Fox Irving, an MA Book Arts student at Camberwell, opens One and Three Tweets at Freddy in Baltimore on 7 February. Talking about the show, Irving said, ‘A common theme that has emerged and developed throughout my MA is the use of appropriation and copying within my work. The addictiveness of this process, and the insistent nature of the language used, I found could be linked with the insistent process of book production and reproduction.
I started to think, is there anything that does not involve “copying”, and why exactly does copying another person’s conduct or canon make people so uncomfortable? My research led me to look into the practice of the American poet, Kenneth Goldsmith. Known for “copying”, the objects he makes are known as “copies”, and those who find themselves making these copies are in fact not criminals, but, as the critic Marjorie Perfloff calls them, unoriginal geniuses.
The more I explored Kenneth Goldsmith’s practice, the more things about my own practice seemed to fall into place. So it seemed natural while I was researching the man himself, to copy his canon, done via the apt conduit of Twitter. Something done out of the art of “procrastination” has opened up whole new avenues of thinking for me in regards to not only my own practice but about other artist’s practice. Suddenly my work has moved into the digital, and “social media” has become my artists “medium”. As Yohji Yamamoto beautiful puts it “Start copying what you love. Copy copy copy copy. At the end of the copy you will find yourself.”’
Fox Irving and Kenneth Goldsmith
February 7th – February 28th, 2015
Opening Reception: Saturday, February 7th, 7-9pm
Freddy is pleased to announce a collaborative show between poet Kenneth Goldsmith and artist Fox Irving entitled, One and Three Tweets.
Last fall, Irving started a Twitter account (@OnBeingKennyG) posting images of her hand-drawn renderings of every tweet that Goldsmith posted from his own twitter account (@kg_ubu). Goldsmith, known for his ideas of uncreative writing, is an advocate for plagiarism and identity-theft in the digital age. By hand-rendering every tweet Goldsmith made, Irving celebrated, critiqued, and perpetuated Goldsmith’s stream of provocations.
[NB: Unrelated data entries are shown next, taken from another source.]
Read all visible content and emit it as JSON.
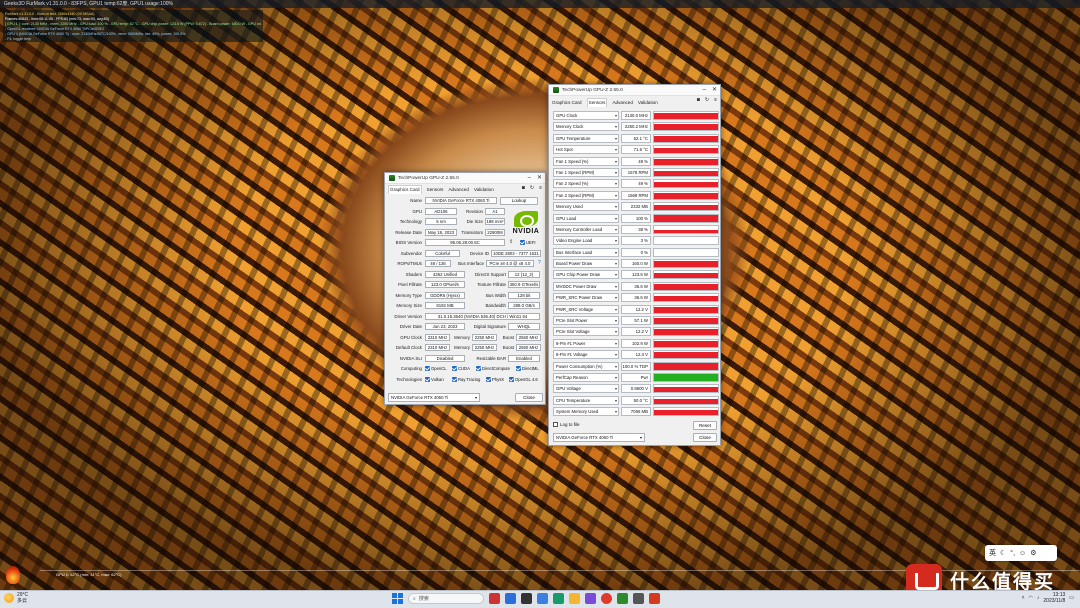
{
  "osd": {
    "title": "Geeks3D FurMark v1.31.0.0 - 83FPS, GPU1 temp:62度, GPU1 usage:100%",
    "lines": [
      "FurMark v1.31.0.0 - Burn-in test, 2560x1440 (0X MSAA)",
      "Frames:40843 - time:08:11:45 - FPS:83 (min:73, max:93, avg:83)",
      "[ GPU 1 ]: core: 2130 MHz - mem: 2250 MHz - GPU load: 100 % - GPU temp: 62 °C - GPU chip power: 123.5 W (PPW: 0.672) - Board power: 160.0 W - GPU voltage: 0.860 V",
      "- OpenGL renderer: NVIDIA GeForce RTX 4060 Ti/PCIe/SSE2",
      "- GPU 1 (NVIDIA GeForce RTX 4060 Ti) - core: 2130MHz/62°C/100%, mem: 9000MHz, fan: 49%, power: 100.0%",
      "- F1: toggle help"
    ],
    "bottom_text": "GPU 1: 62°C (min: 31°C, max: 62°C)"
  },
  "gpuz_graphics": {
    "title": "TechPowerUp GPU-Z 2.55.0",
    "tabs": [
      "Graphics Card",
      "Sensors",
      "Advanced",
      "Validation"
    ],
    "active_tab": "Graphics Card",
    "fields": {
      "name_label": "Name",
      "name": "NVIDIA GeForce RTX 4060 Ti",
      "lookup": "Lookup",
      "gpu_label": "GPU",
      "gpu": "AD106",
      "revision_label": "Revision",
      "revision": "A1",
      "technology_label": "Technology",
      "technology": "5 nm",
      "die_size_label": "Die Size",
      "die_size": "188 mm²",
      "release_date_label": "Release Date",
      "release_date": "May 18, 2023",
      "transistors_label": "Transistors",
      "transistors": "22900M",
      "bios_label": "BIOS Version",
      "bios": "95.06.28.00.6C",
      "uefi": "UEFI",
      "subvendor_label": "Subvendor",
      "subvendor": "Colorful",
      "device_id_label": "Device ID",
      "device_id": "10DE 2803 - 7377 1631",
      "rops_label": "ROPs/TMUs",
      "rops": "48 / 136",
      "bus_label": "Bus Interface",
      "bus": "PCIe x8 4.0 @ x8 4.0",
      "help": "?",
      "shaders_label": "Shaders",
      "shaders": "4352 Unified",
      "directx_label": "DirectX Support",
      "directx": "12 (12_2)",
      "pixel_label": "Pixel Fillrate",
      "pixel": "123.0 GPixel/s",
      "texture_label": "Texture Fillrate",
      "texture": "350.9 GTexel/s",
      "memtype_label": "Memory Type",
      "memtype": "GDDR6 (Hynix)",
      "buswidth_label": "Bus Width",
      "buswidth": "128 bit",
      "memsize_label": "Memory Size",
      "memsize": "8192 MB",
      "bandwidth_label": "Bandwidth",
      "bandwidth": "288.0 GB/s",
      "driver_label": "Driver Version",
      "driver": "31.0.15.3640 (NVIDIA 536.40) DCH / Win11 64",
      "driver_date_label": "Driver Date",
      "driver_date": "Jun 23, 2023",
      "dsig_label": "Digital Signature",
      "dsig": "WHQL",
      "gpu_clock_label": "GPU Clock",
      "gpu_clock": "2310 MHz",
      "memory_label": "Memory",
      "memory_clock": "2250 MHz",
      "boost_label": "Boost",
      "boost": "2560 MHz",
      "default_clock_label": "Default Clock",
      "default_clock": "2310 MHz",
      "default_memory": "2250 MHz",
      "default_boost": "2560 MHz",
      "sli_label": "NVIDIA SLI",
      "sli": "Disabled",
      "rebar_label": "Resizable BAR",
      "rebar": "Enabled",
      "computing_label": "Computing",
      "computing": [
        "OpenCL",
        "CUDA",
        "DirectCompute",
        "DirectML"
      ],
      "technologies_label": "Technologies",
      "technologies": [
        "Vulkan",
        "Ray Tracing",
        "PhysX",
        "OpenGL 4.6"
      ]
    },
    "gpu_select": "NVIDIA GeForce RTX 4060 Ti",
    "close": "Close"
  },
  "gpuz_sensors": {
    "title": "TechPowerUp GPU-Z 2.55.0",
    "tabs": [
      "Graphics Card",
      "Sensors",
      "Advanced",
      "Validation"
    ],
    "active_tab": "Sensors",
    "rows": [
      {
        "name": "GPU Clock",
        "value": "2130.0 MHz",
        "level": 0.85,
        "color": "#e8202a"
      },
      {
        "name": "Memory Clock",
        "value": "2250.2 MHz",
        "level": 0.85,
        "color": "#e8202a"
      },
      {
        "name": "GPU Temperature",
        "value": "62.1 °C",
        "level": 0.8,
        "color": "#e8202a"
      },
      {
        "name": "Hot Spot",
        "value": "71.6 °C",
        "level": 0.8,
        "color": "#e8202a"
      },
      {
        "name": "Fan 1 Speed (%)",
        "value": "49 %",
        "level": 0.75,
        "color": "#e8202a"
      },
      {
        "name": "Fan 1 Speed (RPM)",
        "value": "1578 RPM",
        "level": 0.75,
        "color": "#e8202a"
      },
      {
        "name": "Fan 2 Speed (%)",
        "value": "49 %",
        "level": 0.75,
        "color": "#e8202a"
      },
      {
        "name": "Fan 2 Speed (RPM)",
        "value": "1568 RPM",
        "level": 0.75,
        "color": "#e8202a"
      },
      {
        "name": "Memory Used",
        "value": "2332 MB",
        "level": 0.7,
        "color": "#e8202a"
      },
      {
        "name": "GPU Load",
        "value": "100 %",
        "level": 0.9,
        "color": "#e8202a"
      },
      {
        "name": "Memory Controller Load",
        "value": "38 %",
        "level": 0.45,
        "color": "#e8202a"
      },
      {
        "name": "Video Engine Load",
        "value": "3 %",
        "level": 0.08,
        "color": "#e8202a"
      },
      {
        "name": "Bus Interface Load",
        "value": "0 %",
        "level": 0.0,
        "color": "#e8202a"
      },
      {
        "name": "Board Power Draw",
        "value": "160.0 W",
        "level": 0.85,
        "color": "#e8202a"
      },
      {
        "name": "GPU Chip Power Draw",
        "value": "123.5 W",
        "level": 0.85,
        "color": "#e8202a"
      },
      {
        "name": "MVDDC Power Draw",
        "value": "36.6 W",
        "level": 0.8,
        "color": "#e8202a"
      },
      {
        "name": "PWR_SRC Power Draw",
        "value": "36.6 W",
        "level": 0.8,
        "color": "#e8202a"
      },
      {
        "name": "PWR_SRC Voltage",
        "value": "12.2 V",
        "level": 0.85,
        "color": "#e8202a"
      },
      {
        "name": "PCIe Slot Power",
        "value": "57.1 W",
        "level": 0.8,
        "color": "#e8202a"
      },
      {
        "name": "PCIe Slot Voltage",
        "value": "12.2 V",
        "level": 0.85,
        "color": "#e8202a"
      },
      {
        "name": "8-Pin #1 Power",
        "value": "102.9 W",
        "level": 0.85,
        "color": "#e8202a"
      },
      {
        "name": "8-Pin #1 Voltage",
        "value": "12.3 V",
        "level": 0.85,
        "color": "#e8202a"
      },
      {
        "name": "Power Consumption (%)",
        "value": "100.0 % TDP",
        "level": 0.9,
        "color": "#e8202a"
      },
      {
        "name": "PerfCap Reason",
        "value": "Pwr",
        "level": 1.0,
        "color": "#22b022"
      },
      {
        "name": "GPU Voltage",
        "value": "0.8600 V",
        "level": 0.8,
        "color": "#e8202a"
      },
      {
        "name": "CPU Temperature",
        "value": "50.0 °C",
        "level": 0.65,
        "color": "#e8202a"
      },
      {
        "name": "System Memory Used",
        "value": "7066 MB",
        "level": 0.7,
        "color": "#e8202a"
      }
    ],
    "log_to_file": "Log to file",
    "reset": "Reset",
    "gpu_select": "NVIDIA GeForce RTX 4060 Ti",
    "close": "Close"
  },
  "ime": {
    "lang": "英"
  },
  "watermark": {
    "text": "什么值得买"
  },
  "taskbar": {
    "weather_temp": "29°C",
    "weather_desc": "多云",
    "search_placeholder": "搜索",
    "time": "13:13",
    "date": "2023/11/8"
  }
}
The show takes its title from Joseph Kosuth’s seminal 1965 work, One and Three Chairs, in which three representations of a chair are presented side-by-side: a real chair, a photograph of a chair, and a dictionary definition of a chair. Similarly, for their exhibition, Goldsmith and Irving will present three representations of a tweet: Goldsmith’s original tweet, Irving’s original drawing of Goldsmith’s tweet, and Irving’s tweet of her drawing. Taking Kosuth’s provocation into the digital age, their collaboration questions ideas of visual representation in the twenty-first century.
The exhibition will feature twenty-two sets of three images, selected by the twenty-two most popular tweets on Irving’s feed.
Kenneth Goldsmith is a poet who lives in New York. In 2012, he was named the Museum of Modern Art’s first poet laureate. He is the founding editor of UbuWeb (ubu.com).
Fox Irving is pursuing a MA in Visual Arts and Book Arts at Camberwell College of Arts, University of the Arts in London.